Child labour revisited

Toby Fattore, of the New South Wales Commission for Children and Young People has written an insightful and nuanced review of a book of international readings on child labour. Some of the more strident commentators on this topic are unfortunately still in the grip of the moral panic generated by the Saddler Committee report on the conditions in the English cotton mills circa 1830. Actually it was not a report on the cotton mills at all, except in its title, and Engles (of Marx and Engles) who knew something about cotton mills wrote that it was a travesty of real situation. Bill Hutt described how the falsehoods in the first report of the Saddler Committee were picked up and repeated uncritically by subsequent writers and so have become part of the accepted folklore about the industrial revolution.

Fattore wrote “Child Labor provides fifteen national case studies from four continents. By examining child labour in its historical, social, political and economic contexts, the book makes a wide-ranging contribution to our understanding of working children. The case studies demonstrate the diversity of child labour in rich and poor countries alike, and the variety of tasks and skills involved in the work that children do. The editors focus on exploitative and hazardous work including the worst forms of child labour. In adopting this focus, the book belongs to a body of research that implicitly understands work as harmful to child development. On this view, work for children should (ultimately) be abolished.”

Fattore, like every other humane person, accepts that children should not be exploited but he also points out that attempts to eliminate what comfortable western people regard as exploitation can easily produce more harm than good. The regular working conditions of many small farmers and fishermen, certainly 50 years ago, would probably be regarded as exploitation by the standards of affluent urban academics. The typical situation that reformers want to stop is the so-called “sweat shop” which is often enough more attractive both in payment and working conditions than the alternatives that are available, such as farm labouring or prostitution. One of the features of the reforming literature (and the Saddler Report) is the usual failure to find out the views of the children. Actually, in an ironic contrast, one of the common frustrations of modern parents in our society is the problem of getting children to do any kind of routine help around the place, let alone anything that would take more than five minutes or raise a sweat!

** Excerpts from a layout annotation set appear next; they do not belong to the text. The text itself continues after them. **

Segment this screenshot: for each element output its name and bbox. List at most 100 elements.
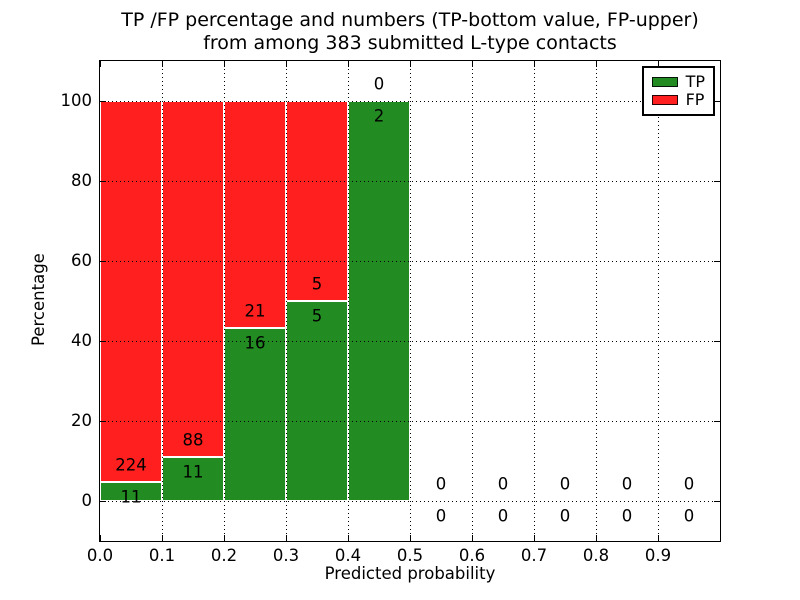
x-tick-label: 0.4 — [334, 546, 362, 565]
x-tick-label: 0.6 — [458, 546, 486, 565]
x-tick-mark-top — [658, 61, 659, 67]
tp-count-annotation: 0 — [683, 506, 695, 526]
gridline-x-0.8 — [596, 61, 597, 541]
y-tick-mark-right — [714, 101, 720, 102]
x-tick-label: 0.8 — [582, 546, 610, 565]
gridline-x-0.5 — [410, 61, 411, 541]
x-tick-mark — [534, 535, 535, 541]
x-tick-mark — [348, 535, 349, 541]
x-tick-mark-top — [410, 61, 411, 67]
fp-bar — [224, 101, 286, 329]
chart-title-line-1: TP /FP percentage and numbers (TP-bottom… — [121, 9, 699, 31]
y-tick-mark — [100, 501, 106, 502]
chart-title: TP /FP percentage and numbers (TP-bottom… — [100, 9, 720, 55]
legend-item-tp: TP — [651, 72, 705, 91]
chart-title-line-2: from among 383 submitted L-type contacts — [203, 32, 617, 54]
tp-count-annotation: 16 — [244, 333, 266, 353]
fp-count-annotation: 0 — [621, 474, 633, 494]
x-tick-mark-top — [100, 61, 101, 67]
plot-area: TP FP 224 11 88 11 21 16 5 5 0 2 0 0 0 0 0 0 0 0 0 0 — [99, 60, 721, 542]
tp-count-annotation: 0 — [497, 506, 509, 526]
y-tick-label: 80 — [71, 171, 92, 190]
gridline-x-0.1 — [162, 61, 163, 541]
gridline-x-0.4 — [348, 61, 349, 541]
y-tick-mark-right — [714, 181, 720, 182]
x-tick-mark — [472, 535, 473, 541]
fp-count-annotation: 0 — [497, 474, 509, 494]
x-tick-label: 0.2 — [210, 546, 238, 565]
fp-bar — [162, 101, 224, 457]
x-tick-label: 0.1 — [148, 546, 176, 565]
x-tick-mark — [410, 535, 411, 541]
legend: TP FP — [641, 66, 715, 116]
tp-bar — [224, 328, 286, 501]
y-tick-label: 40 — [71, 331, 92, 350]
x-tick-mark — [224, 535, 225, 541]
y-tick-mark-right — [714, 341, 720, 342]
y-tick-mark — [100, 341, 106, 342]
x-tick-mark — [286, 535, 287, 541]
fp-count-annotation: 224 — [115, 455, 147, 475]
y-tick-mark-right — [714, 501, 720, 502]
x-tick-label: 0.5 — [396, 546, 424, 565]
y-tick-mark — [100, 101, 106, 102]
x-tick-label: 0.0 — [86, 546, 114, 565]
x-tick-mark-top — [348, 61, 349, 67]
x-tick-mark-top — [224, 61, 225, 67]
fp-count-annotation: 0 — [683, 474, 695, 494]
tp-count-annotation: 5 — [311, 306, 323, 326]
x-tick-label: 0.7 — [520, 546, 548, 565]
x-tick-mark-top — [162, 61, 163, 67]
y-tick-label: 20 — [71, 411, 92, 430]
legend-label-tp: TP — [685, 72, 705, 91]
fp-count-annotation: 88 — [182, 430, 204, 450]
fp-count-annotation: 21 — [244, 301, 266, 321]
legend-item-fp: FP — [651, 90, 705, 109]
tp-count-annotation: 0 — [621, 506, 633, 526]
y-tick-mark-right — [714, 261, 720, 262]
x-tick-label: 0.3 — [272, 546, 300, 565]
x-tick-mark — [596, 535, 597, 541]
y-tick-mark — [100, 421, 106, 422]
x-tick-mark-top — [534, 61, 535, 67]
y-tick-mark — [100, 181, 106, 182]
y-tick-mark — [100, 261, 106, 262]
x-tick-label: 0.9 — [644, 546, 672, 565]
x-tick-mark — [162, 535, 163, 541]
x-axis-label: Predicted probability — [324, 564, 496, 583]
y-tick-mark-right — [714, 421, 720, 422]
gridline-x-0.6 — [472, 61, 473, 541]
tp-bar — [348, 101, 410, 501]
tp-swatch-icon — [651, 77, 678, 87]
tp-count-annotation: 11 — [120, 487, 142, 507]
gridline-x-0.9 — [658, 61, 659, 541]
fp-count-annotation: 0 — [373, 74, 385, 94]
x-tick-mark — [100, 535, 101, 541]
fp-bar — [100, 101, 162, 483]
tp-count-annotation: 0 — [559, 506, 571, 526]
fp-count-annotation: 5 — [311, 274, 323, 294]
y-axis-label: Percentage — [29, 253, 48, 347]
tp-count-annotation: 2 — [373, 106, 385, 126]
gridline-x-0.7 — [534, 61, 535, 541]
tp-bar — [162, 456, 224, 501]
tp-count-annotation: 11 — [182, 462, 204, 482]
gridline-x-0.2 — [224, 61, 225, 541]
x-tick-mark-top — [472, 61, 473, 67]
x-tick-mark — [658, 535, 659, 541]
fp-bar — [286, 101, 348, 301]
y-tick-label: 0 — [81, 491, 93, 510]
y-tick-label: 100 — [60, 91, 93, 110]
tp-bar — [100, 482, 162, 501]
fp-swatch-icon — [651, 95, 678, 105]
y-tick-label: 60 — [71, 251, 92, 270]
x-tick-mark-top — [596, 61, 597, 67]
tp-bar — [286, 301, 348, 501]
fp-count-annotation: 0 — [435, 474, 447, 494]
tp-count-annotation: 0 — [435, 506, 447, 526]
gridline-x-0.3 — [286, 61, 287, 541]
fp-count-annotation: 0 — [559, 474, 571, 494]
x-tick-mark-top — [286, 61, 287, 67]
legend-label-fp: FP — [685, 90, 705, 109]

Fatore concluded “How the world deals with child labour reflects larger contradictions of global economic relations. While abolition is a policy response endorsed by the left and the right, and is promoted in rich and poor nations alike, it has unintended consequences for working children, their families and communities. Abolition is incompatible with policies that aim to protect and improve children’s working conditions. Bans imposed by rich nations on the import of products involving child labour have shifted this work underground, forcing children into more hazardous situations. These bans also encourage governments to pretend that child labour does not exist, pushing effective regulations further out of political reality. One investigation of children in the Bangladeshi garment industry after US import restrictions were imposed found that none had gone to school after leaving the industry, and that many were now engaged in more hazardous work.”